Page MenuHomePhabricator

Fix for the OCL/LC to failure on some OCLPerf tests
Needs ReviewPublic

Authored by alex-t on May 29 2019, 11:25 AM.

Details

Reviewers
rampitec
nhaehnle
Summary

The reason is: uniform value that is defined inside the loop body and used outside the loop must be treated as divergent if loop has at least one divergent exit.

Diff Detail

Event Timeline

alex-t created this revision.May 29 2019, 11:25 AM
alex-t added a subscriber: llvm-commits.
rampitec added inline comments.May 29 2019, 11:51 AM
lib/Analysis/LegacyDivergenceAnalysis.cpp
112 ↗(On Diff #202000)

Describe the return value.

180 ↗(On Diff #202000)

Given that pass only runs when TTI.hasBranchDivergence() this change seems reasonable to me. I do not really believe an index of a loop with the divergent condition is uniform. It is only uniform across the enabled lanes, but not across of the whole wave. Basically you make it divergent or uniform depending on uses, which makes it a semi-uniform value, more or less. I think this logic needs a better description though.

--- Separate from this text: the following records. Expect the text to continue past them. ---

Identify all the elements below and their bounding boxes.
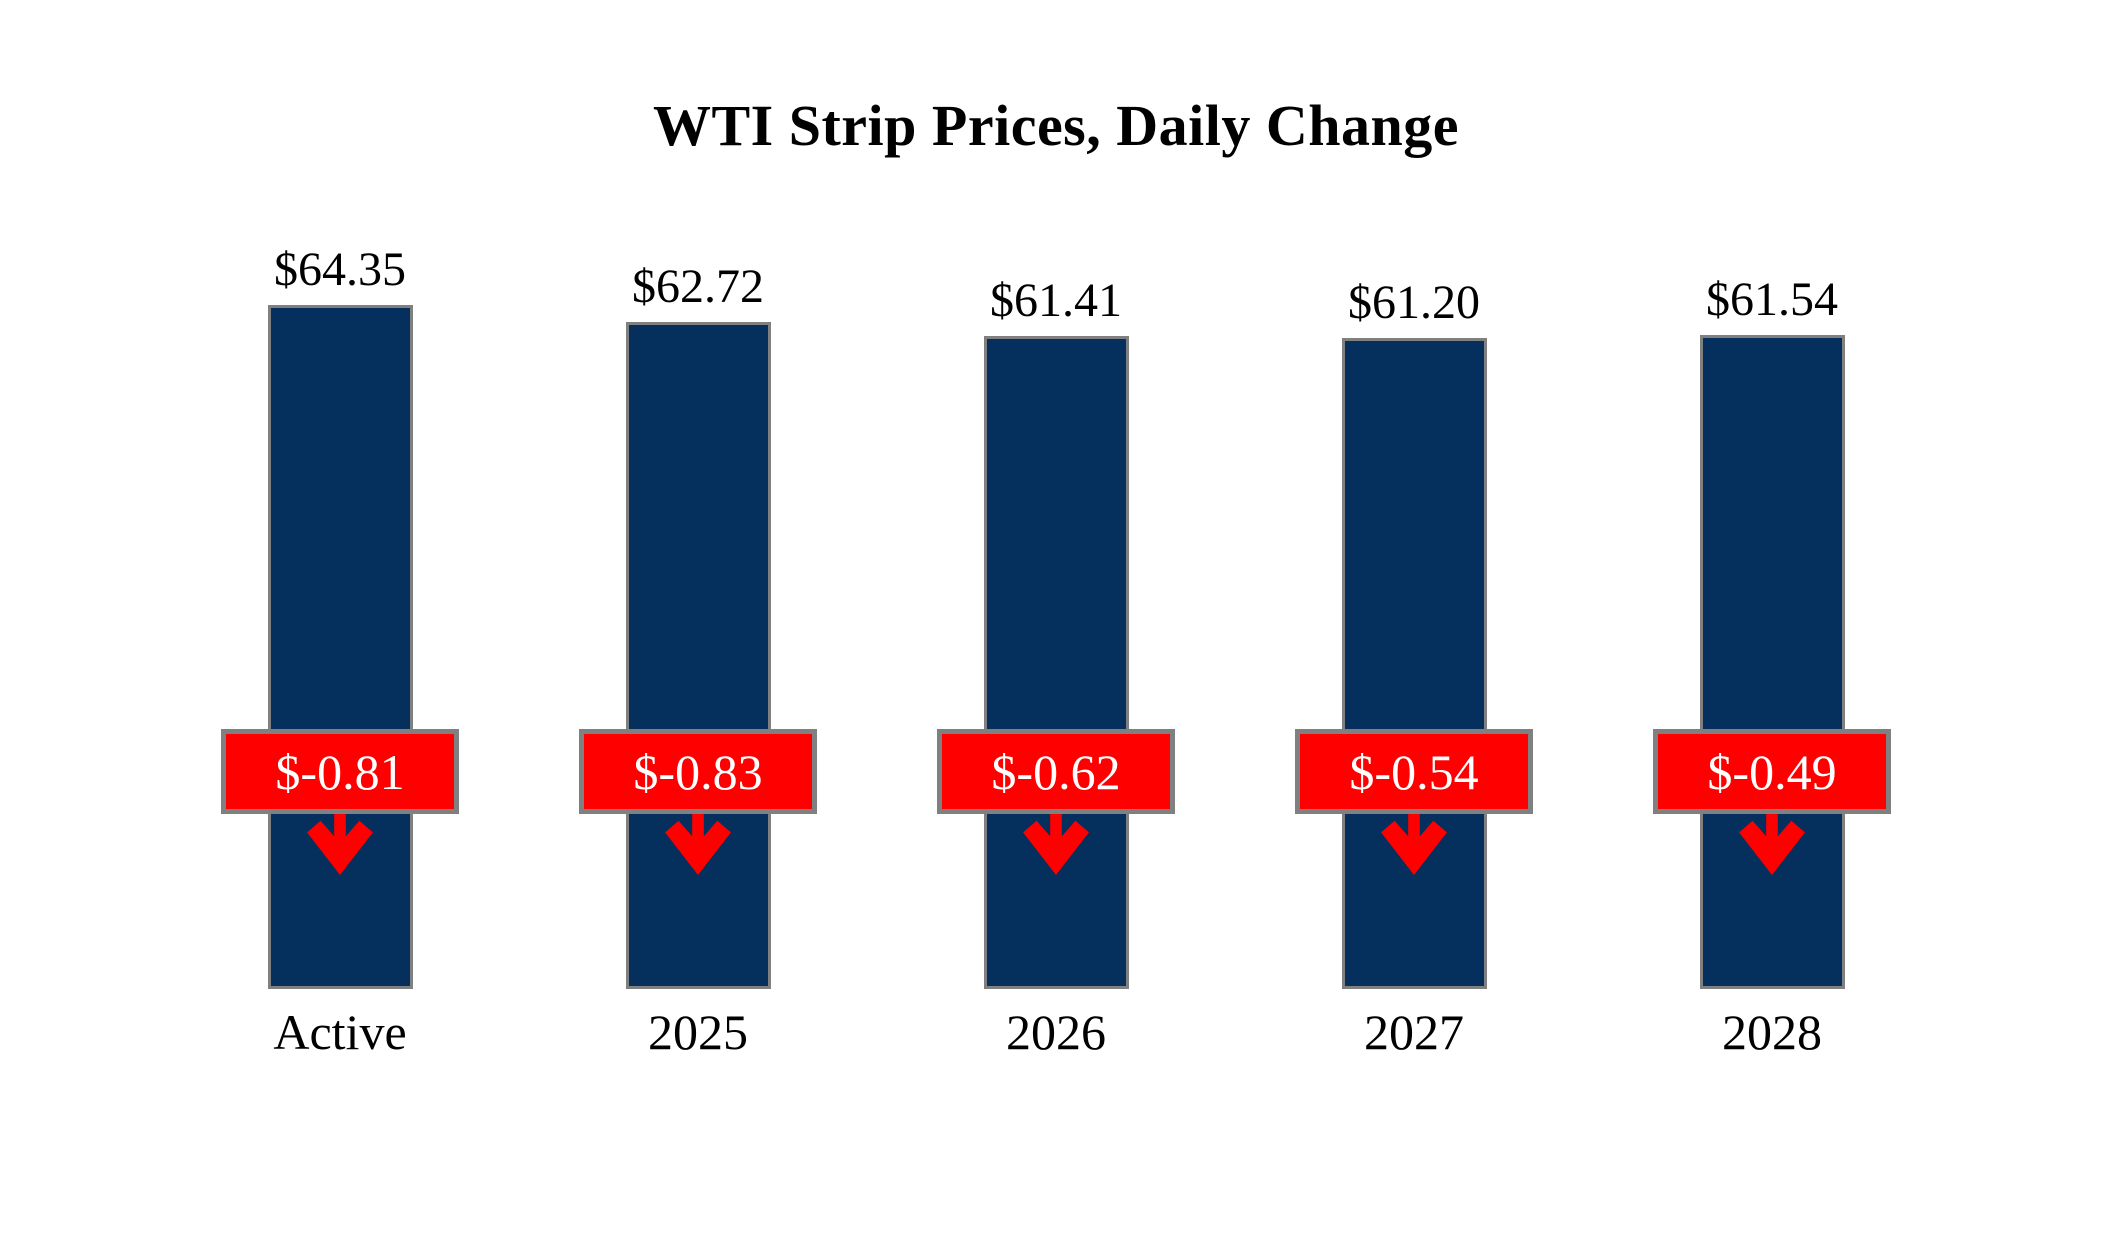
bar-column-active: $64.35 $-0.81 — [161, 209, 519, 989]
price-label: $64.35 — [274, 243, 406, 296]
category-label: Active — [273, 1004, 407, 1060]
bar-column-2025: $62.72 $-0.83 — [519, 209, 877, 989]
change-label: $-0.83 — [633, 743, 763, 800]
change-badge: $-0.49 — [1653, 729, 1891, 814]
bar-column-2027: $61.20 $-0.54 — [1235, 209, 1593, 989]
price-label: $61.54 — [1706, 273, 1838, 326]
category-label: 2025 — [648, 1004, 748, 1060]
change-badge: $-0.62 — [937, 729, 1175, 814]
down-arrow-icon — [1381, 813, 1447, 875]
bar-column-2028: $61.54 $-0.49 — [1593, 209, 1951, 989]
category-label: 2026 — [1006, 1004, 1106, 1060]
price-label: $62.72 — [632, 260, 764, 313]
bar — [1341, 338, 1487, 989]
category-axis: Active 2025 2026 2027 2028 — [161, 1003, 1951, 1061]
down-arrow-icon — [665, 813, 731, 875]
price-label: $61.20 — [1348, 276, 1480, 329]
change-label: $-0.81 — [275, 743, 405, 800]
change-badge: $-0.81 — [221, 729, 459, 814]
down-arrow-icon — [1023, 813, 1089, 875]
change-label: $-0.54 — [1349, 743, 1479, 800]
bar — [625, 322, 771, 989]
change-label: $-0.62 — [991, 743, 1121, 800]
down-arrow-icon — [1739, 813, 1805, 875]
bar — [1699, 335, 1845, 989]
price-label: $61.41 — [990, 274, 1122, 327]
bar — [983, 336, 1129, 989]
chart-title: WTI Strip Prices, Daily Change — [652, 93, 1460, 158]
change-label: $-0.49 — [1707, 743, 1837, 800]
bar-column-2026: $61.41 $-0.62 — [877, 209, 1235, 989]
category-label: 2027 — [1364, 1004, 1464, 1060]
category-label: 2028 — [1722, 1004, 1822, 1060]
down-arrow-icon — [307, 813, 373, 875]
change-badge: $-0.83 — [579, 729, 817, 814]
bar-chart: $64.35 $-0.81 $62.72 $-0.83 $61.41 $-0.6… — [161, 209, 1951, 989]
change-badge: $-0.54 — [1295, 729, 1533, 814]
bar — [267, 305, 413, 989]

alex-t updated this revision to Diff 202152.May 30 2019, 4:37 AM
alex-t marked an inline comment as done.

Added comments describing the reason for the change.

Herald added a project: Restricted Project. · View Herald TranscriptMay 30 2019, 4:37 AM
Herald added a subscriber: hiraditya. · View Herald Transcript
alex-t added inline comments.May 30 2019, 4:37 AM
lib/Analysis/LegacyDivergenceAnalysis.cpp
180 ↗(On Diff #202000)

Since all threads of the wavefront that are live in the loop body observe same value. Thus, formally the value is uniform. The user outside the loop in LCSSA is, again formally, uses another value - LCSSA PHI-node, that is divergent. The problem arises when converting LCSSA back to normal form we insert the copy SGPR to VGPR.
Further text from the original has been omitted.